The Radiophonic Rediscovery of Daphne Oram

Daphne Oram from Setla Productions on Vimeo

Electronic music can seem a strange and distant world, populated by equally strange and distant individuals, including the man-machine (Kraftwerk), the teenage prodigy (Aphex Twin), the defiant non-musician (Eno), the nutty professor (Xenakis) and all manner of socially awkward nerds and fruit loops.

Daphne Oram (1925-2003) was one such eccentric, and she remains remarkable not only for her lifetime of unique work, which was all but forgotten until recently, but also for her unusual status in electronic music as a Daphne and not a Dave.

In 1942, the Wiltshire-born teenager turned down a place at the Royal College of Music to become a studio engineer at the BBC, where she became obsessed with the emergent possibilities of electronic and synthesised sounds. Over the next 15 years, she experimented at the forefront of sound technology, working with tape recorders, sine wave oscillators and any electronic equipment she could find.

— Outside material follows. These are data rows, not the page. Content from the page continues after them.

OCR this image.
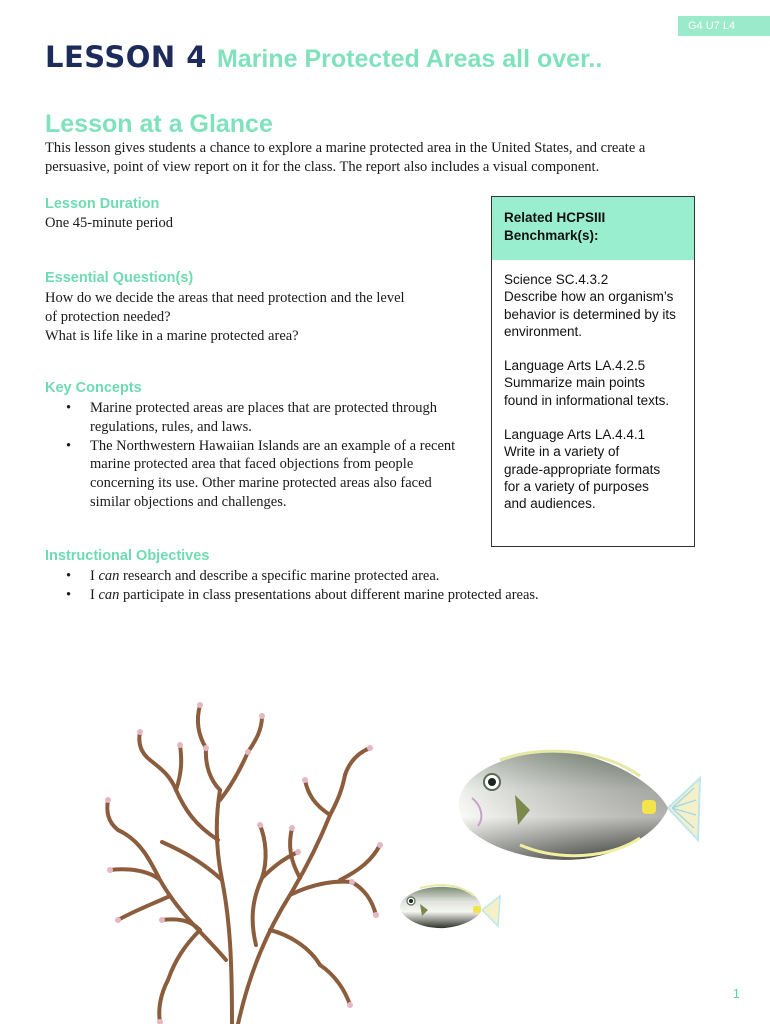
G4 U7 L4
LESSON 4 Marine Protected Areas all over..
Lesson at a Glance
This lesson gives students a chance to explore a marine protected area in the United States, and create a persuasive, point of view report on it for the class. The report also includes a visual component.
Lesson Duration
One 45-minute period
Essential Question(s)
How do we decide the areas that need protection and the level
of protection needed?
What is life like in a marine protected area?
Key Concepts
• Marine protected areas are places that are protected through
regulations, rules, and laws.
• The Northwestern Hawaiian Islands are an example of a recent
marine protected area that faced objections from people
concerning its use. Other marine protected areas also faced
similar objections and challenges.
Related HCPSIII
Benchmark(s):
Science SC.4.3.2
Describe how an organism’s
behavior is determined by its
environment.
Language Arts LA.4.2.5
Summarize main points
found in informational texts.
Language Arts LA.4.4.1
Write in a variety of
grade-appropriate formats
for a variety of purposes
and audiences.
Instructional Objectives
• I can research and describe a specific marine protected area.
• I can participate in class presentations about different marine protected areas.
1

Oram apparently struggled to convince the BBC of the value of her work, and would painstakingly set up a makeshift studio after broadcasting had finished each night, before taking it all apart again before morning. Finally, in 1958, the BBC saw the potential of this newfangled electronic musicalia and made Oram the director of a pioneering new department at the corporation – the Radiophonic Workshop.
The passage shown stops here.